Furthermore, if the raucous response (however delirious) by the masses to the prime minister’s addresses is reflective of anything, is that unlike other countries there is an immense degree of faith in the Central leadership in India.

For the app to work it must be adopted 50 to 70 percent of the relevant population, thus transparency is key for having continued faith in the governments initiatives.

As contact tracing techniques will be critical in ensuring that the virus’s resurgence is curtailed when the lockdown is eased, thus what the application also provides is an opportunity to have a new conversation on the usage of data.

One approach could be with the government having an open dialogue focusing on the usage of this app for public health, patients and lastly citizens. All essential aspects but each of a different nature.

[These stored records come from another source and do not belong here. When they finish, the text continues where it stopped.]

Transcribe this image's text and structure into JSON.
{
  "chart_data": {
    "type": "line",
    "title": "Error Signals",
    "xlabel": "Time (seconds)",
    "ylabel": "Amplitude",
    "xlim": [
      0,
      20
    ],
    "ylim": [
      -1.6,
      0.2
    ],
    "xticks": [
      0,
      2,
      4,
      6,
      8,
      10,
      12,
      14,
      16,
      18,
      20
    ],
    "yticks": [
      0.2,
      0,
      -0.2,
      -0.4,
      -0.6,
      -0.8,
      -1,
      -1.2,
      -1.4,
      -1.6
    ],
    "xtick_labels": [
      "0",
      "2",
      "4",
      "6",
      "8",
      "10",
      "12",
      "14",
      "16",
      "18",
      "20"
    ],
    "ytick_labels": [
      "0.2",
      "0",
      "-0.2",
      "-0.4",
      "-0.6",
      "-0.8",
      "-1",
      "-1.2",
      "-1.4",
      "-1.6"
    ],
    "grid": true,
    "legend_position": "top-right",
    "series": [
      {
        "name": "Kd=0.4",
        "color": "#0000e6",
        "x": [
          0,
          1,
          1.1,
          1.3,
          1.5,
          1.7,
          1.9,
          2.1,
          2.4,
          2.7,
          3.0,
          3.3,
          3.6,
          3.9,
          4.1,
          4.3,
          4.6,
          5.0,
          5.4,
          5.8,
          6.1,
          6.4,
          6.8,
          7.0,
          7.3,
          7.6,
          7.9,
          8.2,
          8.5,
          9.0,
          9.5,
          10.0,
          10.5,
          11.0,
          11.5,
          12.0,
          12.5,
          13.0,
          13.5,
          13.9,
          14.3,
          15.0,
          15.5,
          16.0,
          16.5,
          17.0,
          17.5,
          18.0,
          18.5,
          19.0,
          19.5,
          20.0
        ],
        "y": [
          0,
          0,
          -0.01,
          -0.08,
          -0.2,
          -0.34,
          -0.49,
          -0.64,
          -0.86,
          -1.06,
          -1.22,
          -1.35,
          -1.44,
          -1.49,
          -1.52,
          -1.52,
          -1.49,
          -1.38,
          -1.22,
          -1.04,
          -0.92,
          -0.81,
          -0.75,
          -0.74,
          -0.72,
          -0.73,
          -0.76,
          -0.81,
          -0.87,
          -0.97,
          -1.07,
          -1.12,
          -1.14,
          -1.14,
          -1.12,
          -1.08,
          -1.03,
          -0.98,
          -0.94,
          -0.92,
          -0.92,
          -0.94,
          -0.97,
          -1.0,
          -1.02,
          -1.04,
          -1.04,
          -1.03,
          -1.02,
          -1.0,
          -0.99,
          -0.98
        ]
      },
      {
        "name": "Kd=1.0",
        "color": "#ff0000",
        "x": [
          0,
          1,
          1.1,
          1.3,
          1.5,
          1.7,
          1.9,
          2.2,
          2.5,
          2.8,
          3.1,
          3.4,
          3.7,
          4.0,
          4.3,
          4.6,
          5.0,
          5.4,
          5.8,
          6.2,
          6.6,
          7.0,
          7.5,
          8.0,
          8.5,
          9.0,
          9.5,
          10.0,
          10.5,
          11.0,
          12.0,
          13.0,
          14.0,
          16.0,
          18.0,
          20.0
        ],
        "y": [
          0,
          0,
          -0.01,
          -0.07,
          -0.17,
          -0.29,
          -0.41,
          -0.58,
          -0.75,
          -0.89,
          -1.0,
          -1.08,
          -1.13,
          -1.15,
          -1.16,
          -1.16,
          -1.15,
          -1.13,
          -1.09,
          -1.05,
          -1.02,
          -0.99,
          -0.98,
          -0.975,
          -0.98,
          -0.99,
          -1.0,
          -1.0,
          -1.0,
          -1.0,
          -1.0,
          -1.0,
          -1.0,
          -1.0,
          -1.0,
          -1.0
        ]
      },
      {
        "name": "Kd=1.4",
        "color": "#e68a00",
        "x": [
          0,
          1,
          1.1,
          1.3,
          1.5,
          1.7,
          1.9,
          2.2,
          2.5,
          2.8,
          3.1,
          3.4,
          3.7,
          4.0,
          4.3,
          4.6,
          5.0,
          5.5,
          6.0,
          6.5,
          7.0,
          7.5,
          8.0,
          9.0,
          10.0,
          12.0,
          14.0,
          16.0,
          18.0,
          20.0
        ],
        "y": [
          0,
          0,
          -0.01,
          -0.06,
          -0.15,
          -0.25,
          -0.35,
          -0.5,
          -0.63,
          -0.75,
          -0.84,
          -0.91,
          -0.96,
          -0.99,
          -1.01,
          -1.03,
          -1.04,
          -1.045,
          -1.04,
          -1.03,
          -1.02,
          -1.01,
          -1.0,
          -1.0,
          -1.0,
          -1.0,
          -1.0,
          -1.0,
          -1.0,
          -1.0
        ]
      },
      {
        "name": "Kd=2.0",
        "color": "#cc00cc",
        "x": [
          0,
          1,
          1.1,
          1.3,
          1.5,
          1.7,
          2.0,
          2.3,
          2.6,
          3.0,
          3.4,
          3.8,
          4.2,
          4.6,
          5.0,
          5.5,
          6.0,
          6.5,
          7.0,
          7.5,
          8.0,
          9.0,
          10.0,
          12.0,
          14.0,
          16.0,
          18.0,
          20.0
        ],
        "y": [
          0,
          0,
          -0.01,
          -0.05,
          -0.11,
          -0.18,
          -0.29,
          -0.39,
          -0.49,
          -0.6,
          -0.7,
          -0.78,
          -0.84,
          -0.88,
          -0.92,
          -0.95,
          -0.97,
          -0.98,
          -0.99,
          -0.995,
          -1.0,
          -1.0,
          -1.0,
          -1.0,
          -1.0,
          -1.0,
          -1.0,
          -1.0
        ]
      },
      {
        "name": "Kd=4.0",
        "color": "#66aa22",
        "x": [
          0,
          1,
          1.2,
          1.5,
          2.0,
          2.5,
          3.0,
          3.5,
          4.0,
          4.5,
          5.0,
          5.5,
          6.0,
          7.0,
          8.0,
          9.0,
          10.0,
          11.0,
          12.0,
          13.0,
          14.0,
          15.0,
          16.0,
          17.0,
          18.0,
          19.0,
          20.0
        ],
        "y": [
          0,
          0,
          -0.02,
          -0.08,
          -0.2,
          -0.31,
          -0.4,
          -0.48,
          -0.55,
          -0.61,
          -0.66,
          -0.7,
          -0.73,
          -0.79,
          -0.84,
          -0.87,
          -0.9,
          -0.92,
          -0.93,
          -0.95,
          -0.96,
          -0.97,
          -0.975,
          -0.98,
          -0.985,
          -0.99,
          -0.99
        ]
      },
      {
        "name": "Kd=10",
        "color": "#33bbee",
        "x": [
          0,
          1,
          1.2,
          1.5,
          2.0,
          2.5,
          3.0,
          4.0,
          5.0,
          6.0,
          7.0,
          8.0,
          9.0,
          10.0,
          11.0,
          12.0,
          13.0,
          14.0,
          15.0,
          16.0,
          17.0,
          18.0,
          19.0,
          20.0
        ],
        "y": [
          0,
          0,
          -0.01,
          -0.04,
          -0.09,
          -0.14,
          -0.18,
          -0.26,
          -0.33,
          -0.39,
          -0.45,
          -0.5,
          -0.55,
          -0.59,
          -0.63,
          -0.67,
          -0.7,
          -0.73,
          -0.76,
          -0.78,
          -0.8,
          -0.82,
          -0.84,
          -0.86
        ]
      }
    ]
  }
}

Public health would focus on why this app needs to be used; its relevance in ensuring that finite resources that are being used most effectively in dealing with this pandemic.

From the patient’s perspective, contact tracing could help patients in ascertaining how to address issues such as seeking care and ensuring access to health care providers. This would help them in addressing their worries in terms of how to deal with the virus.

Finally, the citizen perspective is relevant in having community-level strategies as has already done by the identification of different zones (Green, Orange and Red).

On a micro level this could help in collective curve flattening with the GPS information being collected used to develop community strategies. However, the caveat being that the personally identifiable information that the app presently collects is not clubbed with it. Instead the app should only state that a COVID-19 patient was there.

With respect to the Bluetooth technology, app developers could incorporate a user interface which would state that one is within a range of device XYZ, whether this is an infection range (Y/N). In the event of any false alarms, they can simply be clicked away. Better yet, the app design could invite people to add a nickname and a photo so that contacts could see who they are.


A judicial inquiry in this issue seems unlikely at this stage and if the Supreme Court’s verdict in the Anuradha Bhasin (Kashmir lockdown) case is anything to go by, it’s clear that they are strongly advocating for the separation of powers doctrine in national security matters, by ensuring that the executive carries out a constitutional review of its actions.

The app is here to stay and likely to be critical in policy decisions.

While the Indian government has had a dodgy history when balancing between privacy and national security, this is an opportunity to show their belief in the rule of law even in the midst of a pandemic by engaging in some innovative thinking.